Jim Ratcliffe

UEFA Set to Change Vital Multi-Club Ownership Rules

Multi-club agreements are all the rage these days in football, with many wealthy ownership groups looking to build a network of teams under one umbrella. The perks are that a conveyor belt of talent can be created, with clubs within the agreement given first refusal on players showing promise slightly lower down the food chain. There’s also a commercial edge to these multi-club networks, with a parent club able to gain exposure to a whole new audience in different continents around the globe.

But the landscape is not all rosy – as Sir Jim Ratcliffe, who now owns a healthy stake in Manchester United and outright control of French club, Nice. They are set to both play in the Europa League in 2024/25 if Ratcliffe and his Ineos team can convince UEFA that he does not have ‘decisive influence’ over each – if he can’t, one or the other will be barred from competing. To make matters worse, a proposed transfer deal that would see one Nice defender make the switch to Old Trafford is also on the rails. However, it would appear that UEFA’s position on multi-club ownership is mellowing.

Restricted Influence

UEFA’s rules on the matter are clear: two or more clubs with the same ownership team cannot play in the same competition, due to concerns over integrity and influence. However, it’s also known that the governing body is thought to be weakening its stance on the matter, with multi-club ownership now such a common route for rich entrepreneurs and private equity firms to take. Currently, the rules state that ‘no individual or legal entity may have ‘control or decisive influence’ over more than one club’ that is contesting the same competition.

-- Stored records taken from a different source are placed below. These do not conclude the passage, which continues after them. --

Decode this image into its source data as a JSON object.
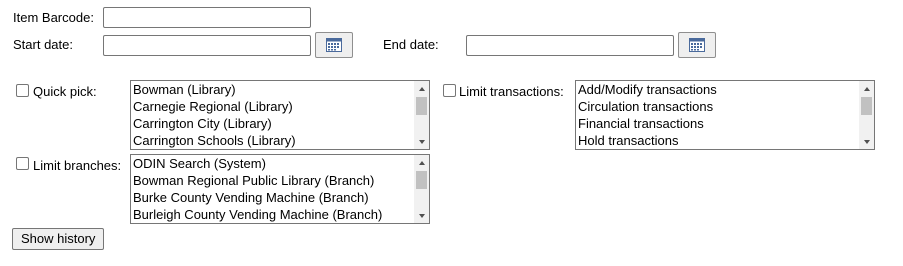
{
  "form": {
    "item_barcode_label": "Item Barcode:",
    "item_barcode_value": "",
    "start_date_label": "Start date:",
    "start_date_value": "",
    "end_date_label": "End date:",
    "end_date_value": "",
    "calendar_icon": "calendar-icon",
    "quick_pick": {
      "label": "Quick pick:",
      "checked": false,
      "options": [
        "Bowman (Library)",
        "Carnegie Regional (Library)",
        "Carrington City (Library)",
        "Carrington Schools (Library)"
      ]
    },
    "limit_transactions": {
      "label": "Limit transactions:",
      "checked": false,
      "options": [
        "Add/Modify transactions",
        "Circulation transactions",
        "Financial transactions",
        "Hold transactions"
      ]
    },
    "limit_branches": {
      "label": "Limit branches:",
      "checked": false,
      "options": [
        "ODIN Search (System)",
        "Bowman Regional Public Library (Branch)",
        "Burke County Vending Machine (Branch)",
        "Burleigh County Vending Machine (Branch)"
      ]
    },
    "submit_label": "Show history"
  }
}
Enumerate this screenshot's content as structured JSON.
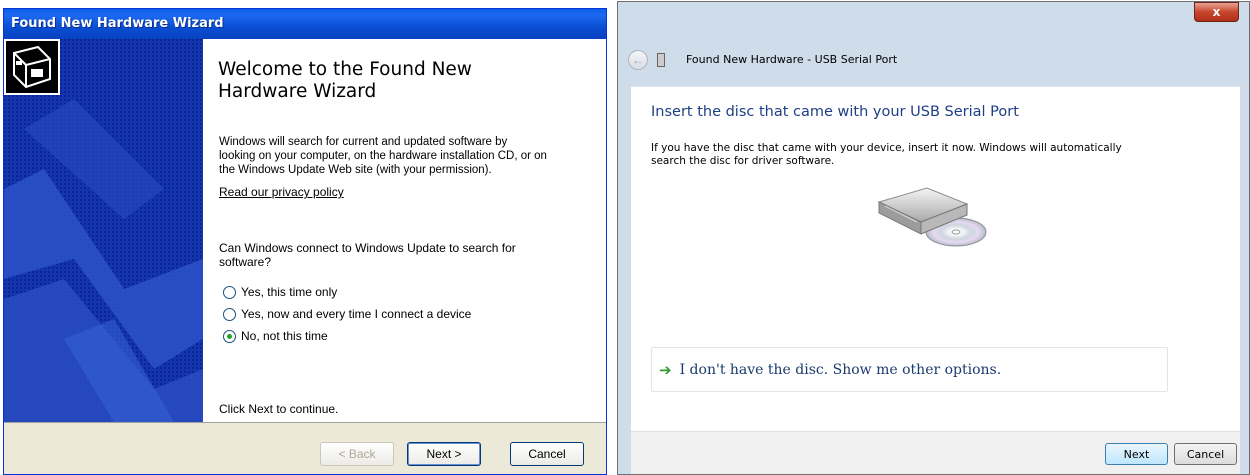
{
  "xp_wizard": {
    "title": "Found New Hardware Wizard",
    "heading_line1": "Welcome to the Found New",
    "heading_line2": "Hardware Wizard",
    "intro_line1": "Windows will search for current and updated software by",
    "intro_line2": "looking on your computer, on the hardware installation CD, or on",
    "intro_line3": "the Windows Update Web site (with your permission).",
    "privacy_link": "Read our privacy policy",
    "question_line1": "Can Windows connect to Windows Update to search for",
    "question_line2": "software?",
    "options": [
      {
        "label": "Yes, this time only",
        "selected": false
      },
      {
        "label": "Yes, now and every time I connect a device",
        "selected": false
      },
      {
        "label": "No, not this time",
        "selected": true
      }
    ],
    "continue_text": "Click Next to continue.",
    "buttons": {
      "back": "< Back",
      "next": "Next >",
      "cancel": "Cancel"
    },
    "icons": {
      "side_panel": "hardware-card-icon"
    }
  },
  "vista_wizard": {
    "title": "Found New Hardware - USB Serial Port",
    "close_glyph": "x",
    "instruction": "Insert the disc that came with your USB Serial Port",
    "body_line1": "If you have the disc that came with your device, insert it now.  Windows will automatically",
    "body_line2": "search the disc for driver software.",
    "command_link": "I don't have the disc.  Show me other options.",
    "arrow_glyph": "➔",
    "back_glyph": "←",
    "buttons": {
      "next": "Next",
      "cancel": "Cancel"
    },
    "icons": {
      "back": "back-arrow-icon",
      "device": "usb-device-icon",
      "disc": "disc-drive-icon",
      "command": "green-arrow-icon"
    }
  }
}
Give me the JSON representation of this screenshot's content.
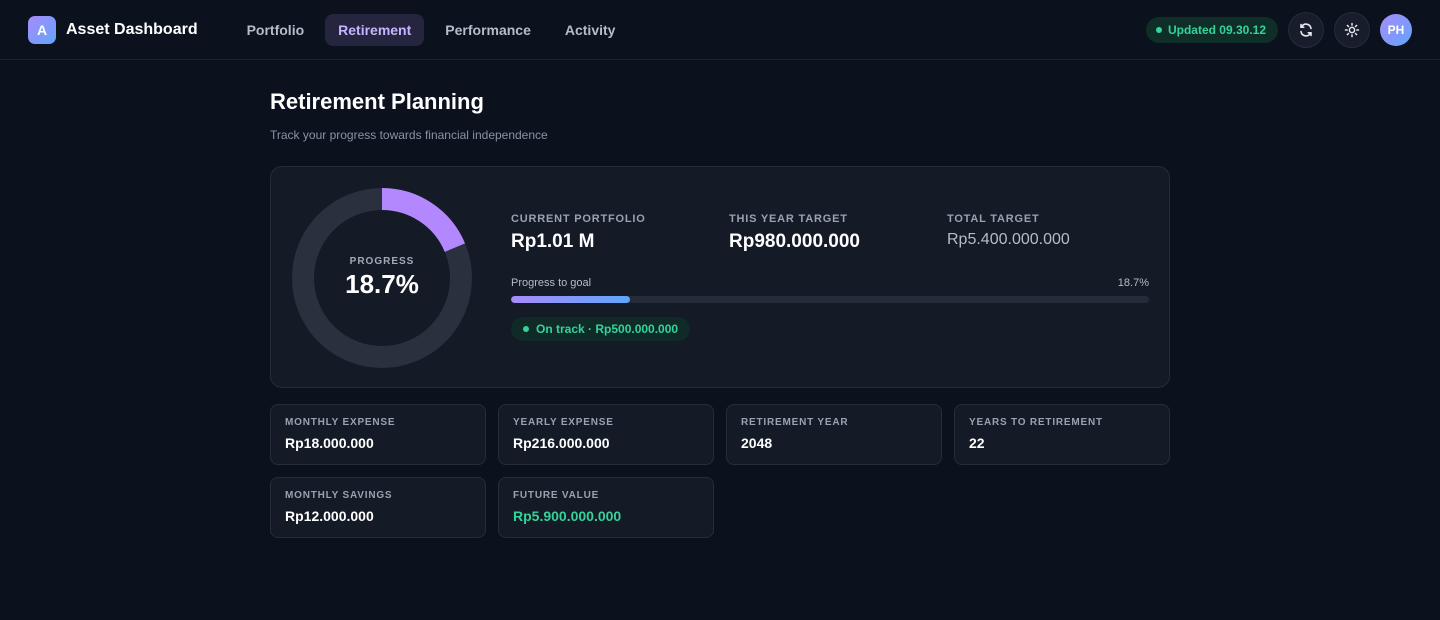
{
  "app": {
    "logo_letter": "A",
    "title": "Asset Dashboard"
  },
  "nav": {
    "tabs": [
      {
        "label": "Portfolio",
        "active": false
      },
      {
        "label": "Retirement",
        "active": true
      },
      {
        "label": "Performance",
        "active": false
      },
      {
        "label": "Activity",
        "active": false
      }
    ]
  },
  "header": {
    "updated_label": "Updated 09.30.12",
    "refresh_icon": "refresh-icon",
    "theme_icon": "sun-icon",
    "avatar_initials": "PH"
  },
  "page": {
    "title": "Retirement Planning",
    "subtitle": "Track your progress towards financial independence"
  },
  "summary": {
    "progress_label": "PROGRESS",
    "progress_value": "18.7%",
    "progress_fraction": 0.187,
    "current_portfolio_label": "CURRENT PORTFOLIO",
    "current_portfolio_value": "Rp1.01 M",
    "this_year_target_label": "THIS YEAR TARGET",
    "this_year_target_value": "Rp980.000.000",
    "total_target_label": "TOTAL TARGET",
    "total_target_value": "Rp5.400.000.000",
    "progress_to_goal_label": "Progress to goal",
    "progress_to_goal_value": "18.7%",
    "status_badge": "On track · Rp500.000.000"
  },
  "cards": [
    {
      "label": "MONTHLY EXPENSE",
      "value": "Rp18.000.000"
    },
    {
      "label": "YEARLY EXPENSE",
      "value": "Rp216.000.000"
    },
    {
      "label": "RETIREMENT YEAR",
      "value": "2048"
    },
    {
      "label": "YEARS TO RETIREMENT",
      "value": "22"
    },
    {
      "label": "MONTHLY SAVINGS",
      "value": "Rp12.000.000"
    },
    {
      "label": "FUTURE VALUE",
      "value": "Rp5.900.000.000"
    }
  ],
  "colors": {
    "accent_purple": "#a78bfa",
    "accent_blue": "#60a5fa",
    "success_green": "#34d399",
    "background": "#0b111d",
    "card": "#141a26"
  }
}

And yet, UEFA has since sent out a memorandum to clubs offering them a potential workaround, with the governing body willing to allow two or more clubs of the same network to play in the same competition if there is a ‘….transfer or assignment in a club to an independent third party, such as a blind trust.’ It’s a change that will allow Manchester City to play in the 2024/25 Champions League alongside Girona, the surprise package in Spanish football who qualified for the UCL in 2023/24. Both clubs are owned by the same Abu Dhabi based group of investors.

That amendment may yet also allow for Manchester United and Nice to play alongside each other in the Europa League, however Ineos and Ratcliffe will need to be able to prove that their ownership stake in one of those two teams has been divested to a third party. According to UEFA sources, the decision has been taken on a temporary, ‘exceptional basis’, and it’s likely that a more permanent solution will be written into their law in due course.

It’s a workaround that will be deemed controversial by many, with the ownership group still likely to be key in decision-making at all of their clubs even after divesting in one or more of them – this is merely an administrative exercise to comply with the rules. And the sense of UEFA’s decision will also be severely tested if Manchester City and Girona, or Manchester United and Nice, are drawn together in continental competition in 2024/25.

Cooking the Books

Stadium with UEFA sign

While the upholding of competitive integrity is one potential controversy of multi-club ownership, the transferring of a player from one of the clubs to another is quite a different riddle for UEFA to solve. It’s possible that a club in the network could sell a player to another member club for a reduced transfer fee – helping the accounts of the group, but also enabling them to ‘cook the books’ as far as Financial Fair Play (FFP) and Profit & Sustainability Rules (PSR).

UEFA are aware of their obligations and know that they cannot amend the rules in the same way that they have to allow multiple clubs to play in the same competition. That’s why they have banned Manchester United from signing Nice defender, Jean-Clair Todibo, for those very reasons. Ratcliffe revealed as much in the press: “They [UEFA] have said we [Nice] can sell him to another Premiership club, but we can’t sell to Manchester United. But that’s not fair on the player, and I don’t see what that achieves.”

The Ineos founder is either naïve or blind to the risks of allowing clubs within the same ownership stable to transfer players from another, and while UEFA have made some moves on relaxing competition laws, it would be foolhardy to say the least for them to take a similar stance on player transfers.

The New Way

At the time of writing, as many as 14 Premier League clubs were involved in a multi-club ownership agreement. UEFA’s temporary ruling on multi-club deals means that while an owner can have as much as 100% of shares in one of the clubs, they must then divest to a stake below 30% in each of the others. The ruling would only affect a small handful of Premier League clubs. Arsenal’s owner, Stan Kroenke, owns a majority stake in Colorado Rapids too, although it’s unlikely that there would be any crossover in player transfers there.

Aston Villa owners, Nassef Sawaris and Wes Edens, have already divested their stake in Portuguese club, Vitoria Guimaraes, below 30%, as Brighton owner, Tony Bloom, with his share in Belgian outfit, Union Saint-Gilloise. Chelsea’s owner Todd Boehly has a majority stake in Strasbourg, although that deal is unlikely to cause any related problems, although ambitious Crystal Palace owner John Textor would have a straight decision to make between the Eagles and French side, Lyon, should any issues arise in the future.

A complicated ownership structure at Liverpool and AC Milan could raise future issues there, while the City Football Group are expected to divest shares in Girona to allow them to compete alongside Manchester City in the Champions League.